DonaldRumsfeld_June2012
Former Defense Secretary Donald Rumsfeld testifies during a Senate Foreign Relations hearing on Capitol Hill in Washington, D.C., June 14, 2012. Getty Images/Mark Wilson

Former Defense Secretary Donald Rumsfeld has pulled out an unexpected ace from his sleeve: an app to play solitaire. And no ordinary solitaire, this, it is an obscure version that was played by Winston Churchill.

Rumsfeld, 83, learnt the game in the 1970s from Belgian statesman André de Staercke, who was taught by the former British prime minister during World War II, he said in a Medium post.

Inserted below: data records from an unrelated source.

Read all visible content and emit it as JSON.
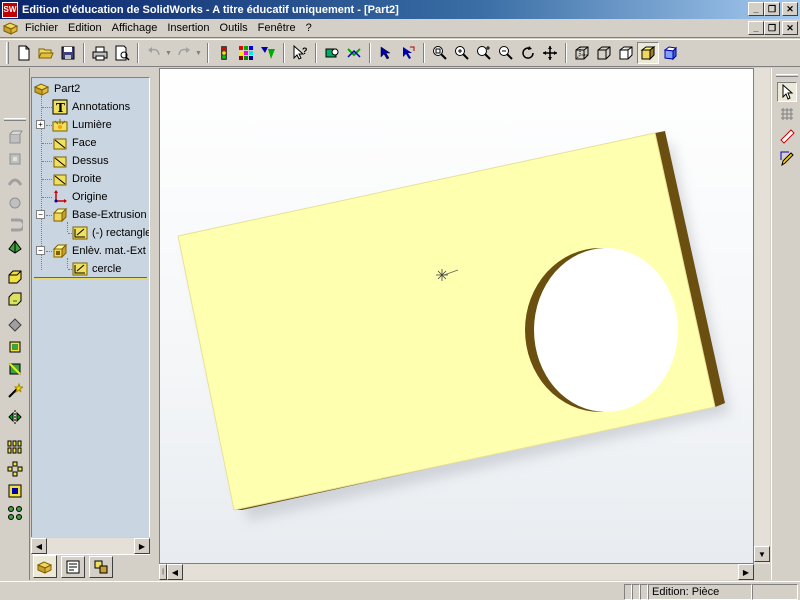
{
  "window": {
    "logo_text": "SW",
    "title": "Edition d'éducation de SolidWorks - A titre éducatif uniquement - [Part2]"
  },
  "menu": {
    "items": [
      "Fichier",
      "Edition",
      "Affichage",
      "Insertion",
      "Outils",
      "Fenêtre",
      "?"
    ]
  },
  "tree": {
    "root": "Part2",
    "items": [
      {
        "label": "Annotations",
        "icon": "annotations-icon"
      },
      {
        "label": "Lumière",
        "icon": "light-icon"
      },
      {
        "label": "Face",
        "icon": "plane-icon"
      },
      {
        "label": "Dessus",
        "icon": "plane-icon"
      },
      {
        "label": "Droite",
        "icon": "plane-icon"
      },
      {
        "label": "Origine",
        "icon": "origin-icon"
      },
      {
        "label": "Base-Extrusion",
        "icon": "extrude-icon"
      },
      {
        "label": "(-) rectangle",
        "icon": "sketch-icon"
      },
      {
        "label": "Enlèv. mat.-Ext",
        "icon": "cut-extrude-icon"
      },
      {
        "label": "cercle",
        "icon": "sketch-icon"
      }
    ]
  },
  "status": {
    "mode": "Edition: Pièce"
  },
  "colors": {
    "part_face": "#ffffb0",
    "part_edge": "#6b4f10",
    "tree_bg": "#c9d5e0",
    "title_bar": "#0a246a"
  }
}
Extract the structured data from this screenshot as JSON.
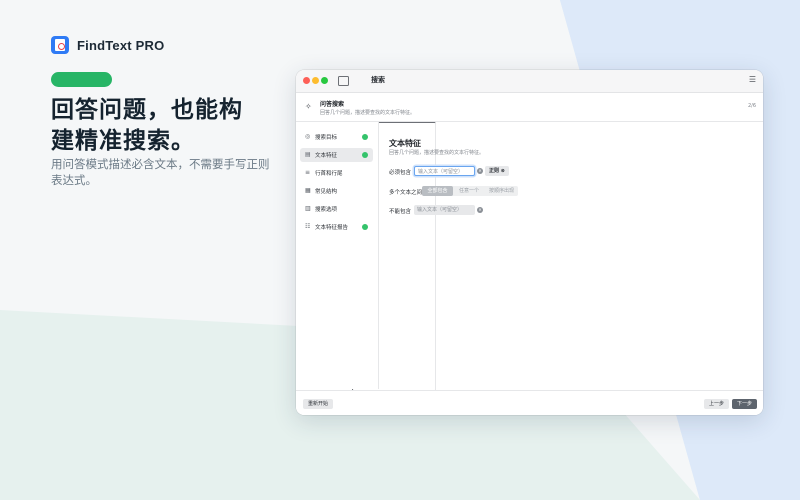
{
  "brand": {
    "name": "FindText PRO"
  },
  "marketing": {
    "headline_line1": "回答问题，也能构",
    "headline_line2": "建精准搜索。",
    "subline": "用问答模式描述必含文本，不需要手写正则表达式。"
  },
  "window": {
    "title": "搜索",
    "banner": {
      "title": "问答搜索",
      "subtitle": "回答几个问题，描述要查找的文本行特征。",
      "right": "2/6"
    },
    "sidebar": {
      "items": [
        {
          "label": "搜索目标",
          "icon": "target-icon",
          "done": true,
          "active": false
        },
        {
          "label": "文本特征",
          "icon": "text-icon",
          "done": true,
          "active": true
        },
        {
          "label": "行首和行尾",
          "icon": "line-icon",
          "done": false,
          "active": false
        },
        {
          "label": "常见结构",
          "icon": "structure-icon",
          "done": false,
          "active": false
        },
        {
          "label": "搜索选项",
          "icon": "options-icon",
          "done": false,
          "active": false
        },
        {
          "label": "文本特征报告",
          "icon": "report-icon",
          "done": true,
          "active": false
        }
      ]
    },
    "main": {
      "title": "文本特征",
      "subtitle": "回答几个问题，描述要查找的文本行特征。",
      "must_contain": {
        "label": "必须包含",
        "placeholder": "输入文本（可留空）",
        "regex_label": "正则"
      },
      "relation": {
        "label": "多个文本之间",
        "options": [
          "全部包含",
          "任意一个",
          "按顺序出现"
        ],
        "selected": 0
      },
      "must_not": {
        "label": "不能包含",
        "placeholder": "输入文本（可留空）"
      }
    },
    "footer": {
      "restart": "重新开始",
      "prev": "上一步",
      "next": "下一步"
    }
  }
}
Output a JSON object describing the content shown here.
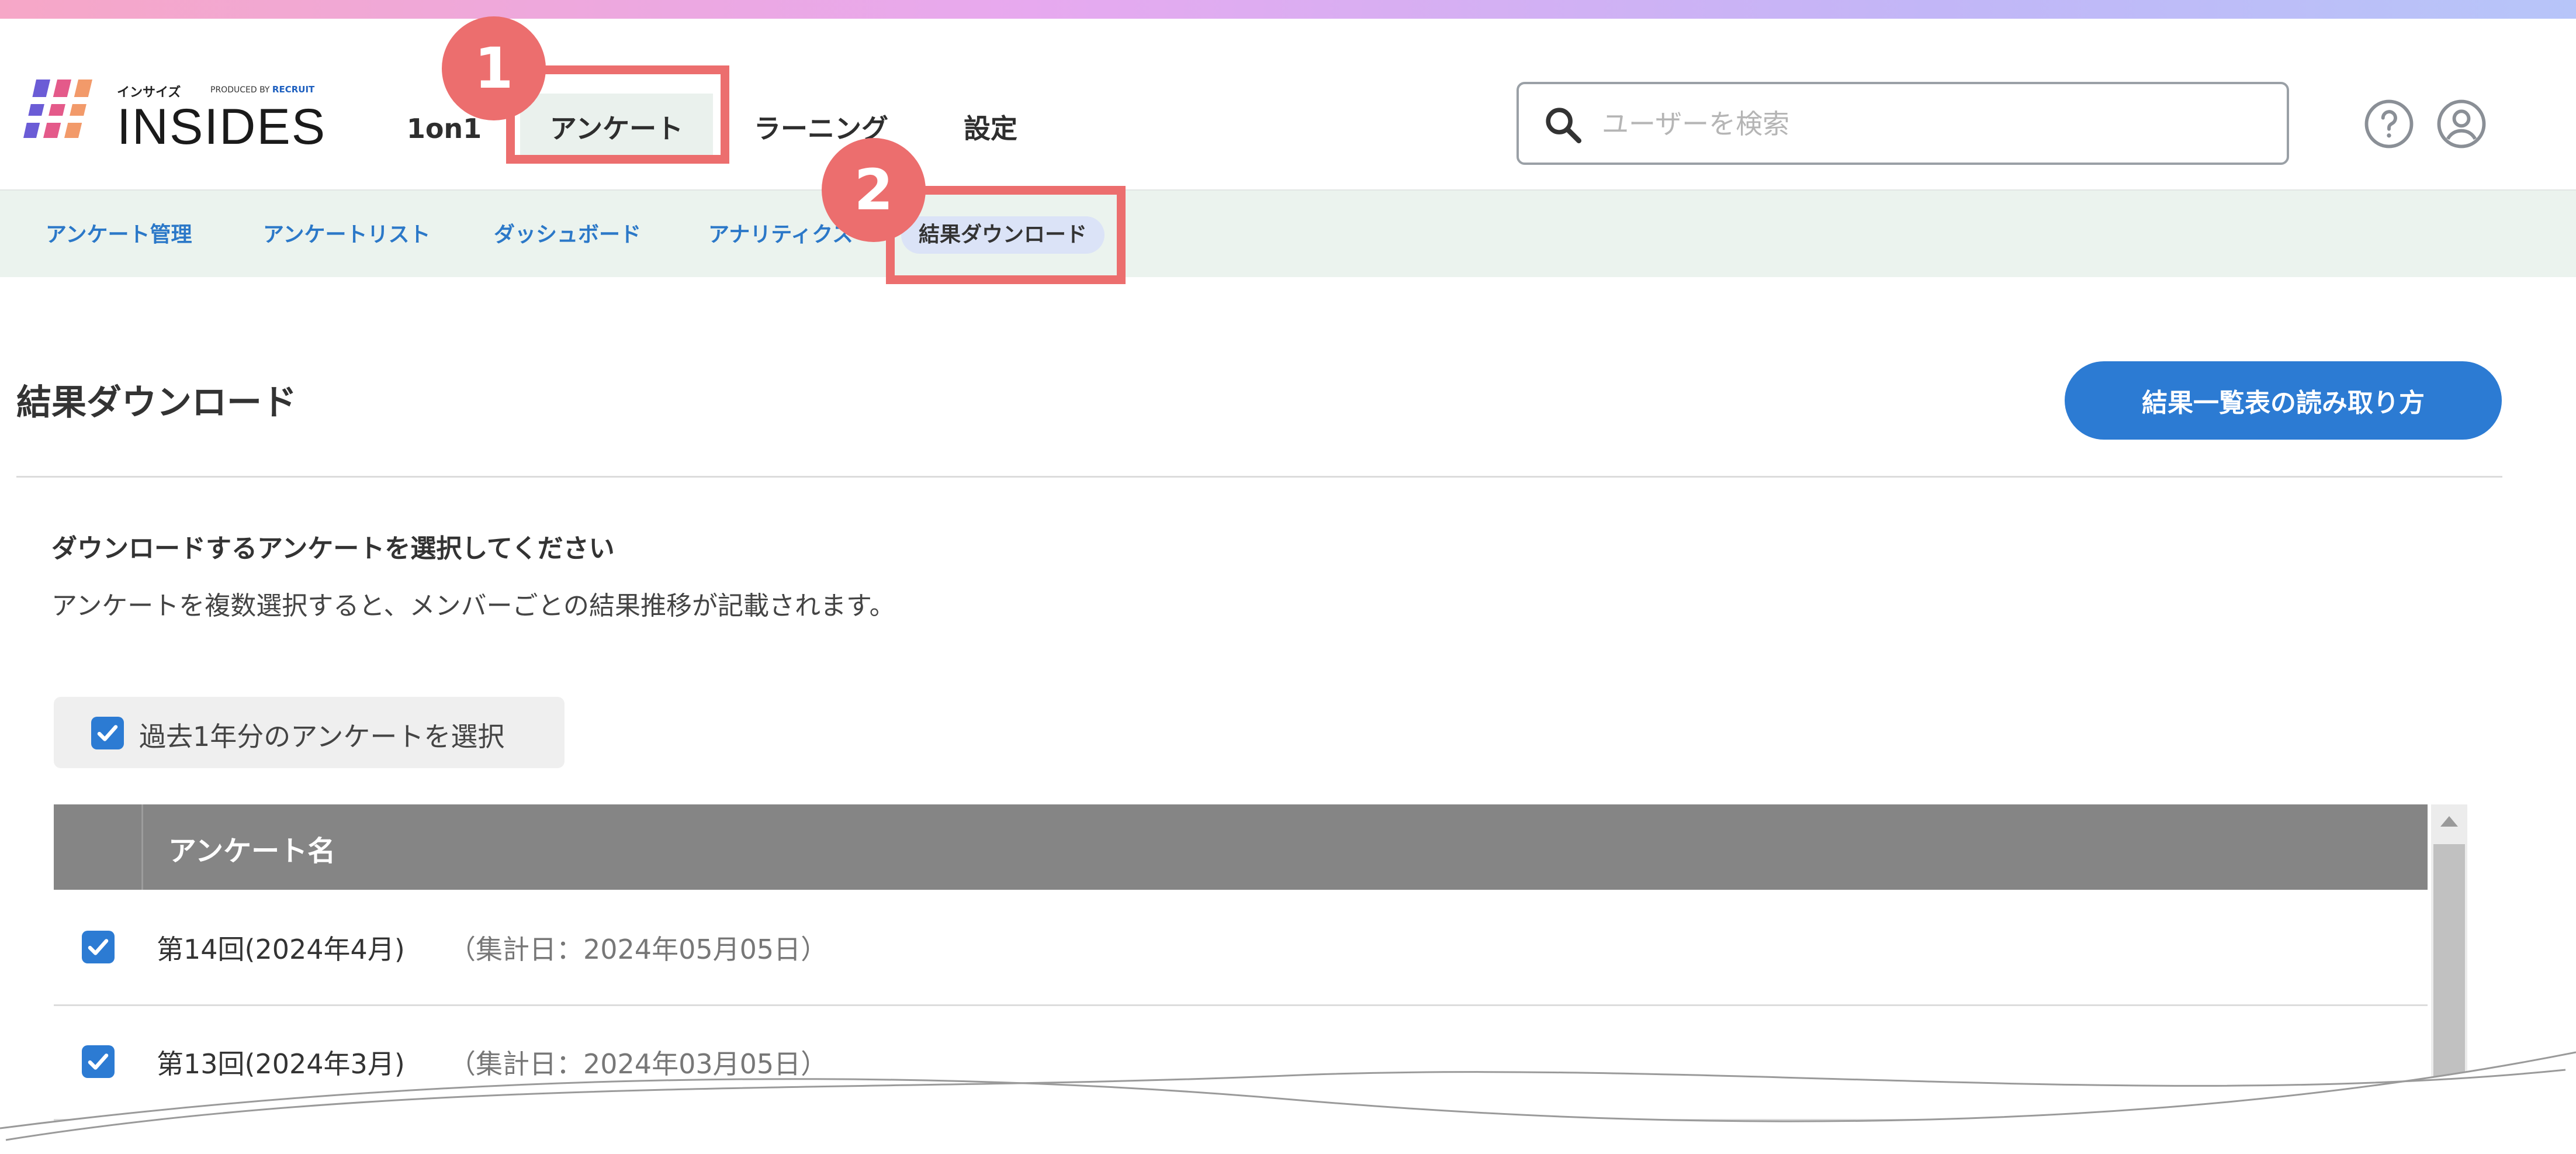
{
  "app": {
    "logo_kana": "インサイズ",
    "logo_produced_by": "PRODUCED BY",
    "logo_recruit": "RECRUIT",
    "logo_name": "INSIDES"
  },
  "nav": {
    "items": [
      {
        "label": "1on1"
      },
      {
        "label": "アンケート",
        "active": true
      },
      {
        "label": "ラーニング"
      },
      {
        "label": "設定"
      }
    ]
  },
  "search": {
    "placeholder": "ユーザーを検索",
    "value": ""
  },
  "header_icons": [
    "help-icon",
    "account-icon"
  ],
  "subnav": {
    "items": [
      {
        "label": "アンケート管理"
      },
      {
        "label": "アンケートリスト"
      },
      {
        "label": "ダッシュボード"
      },
      {
        "label": "アナリティクス"
      },
      {
        "label": "結果ダウンロード",
        "active": true
      }
    ]
  },
  "page": {
    "title": "結果ダウンロード",
    "help_button": "結果一覧表の読み取り方",
    "instruction_title": "ダウンロードするアンケートを選択してください",
    "instruction_desc": "アンケートを複数選択すると、メンバーごとの結果推移が記載されます。",
    "select_past_year": {
      "label": "過去1年分のアンケートを選択",
      "checked": true
    }
  },
  "table": {
    "header": "アンケート名",
    "rows": [
      {
        "name": "第14回(2024年4月)",
        "aggregated": "（集計日：2024年05月05日）",
        "checked": true
      },
      {
        "name": "第13回(2024年3月)",
        "aggregated": "（集計日：2024年03月05日）",
        "checked": true
      }
    ]
  },
  "callouts": [
    {
      "number": "1"
    },
    {
      "number": "2"
    }
  ],
  "colors": {
    "accent": "#2c7bd3",
    "callout": "#ec6e6e",
    "subnav_bg": "#ebf3ee",
    "table_header": "#858585"
  }
}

The game Rumsfeld calls “Churchill Solitaire” is played with not one but two decks of cards, and has 10 rows of cards instead of the usual seven. There is also an additional goal at the end of the game, called the Devil’s Six.

“Churchill Solitaire is not a game for everyone. It takes patience and perseverance, cunning and concentration, and strategy and sacrifice,” Rumsfeld says in the post.

Saying that there were only a handful of people who knew the game now, he realized “there was every chance the game Churchill so enjoyed could be lost to the ages.” He wrote to Churchill’s great-grandson in January 2014 to get his permission to build the app, who was only too happy to lend the family’s name to the endeavor.

The app, available for free download, currently has a rating of 4.5 out of 5 on the Apple app store.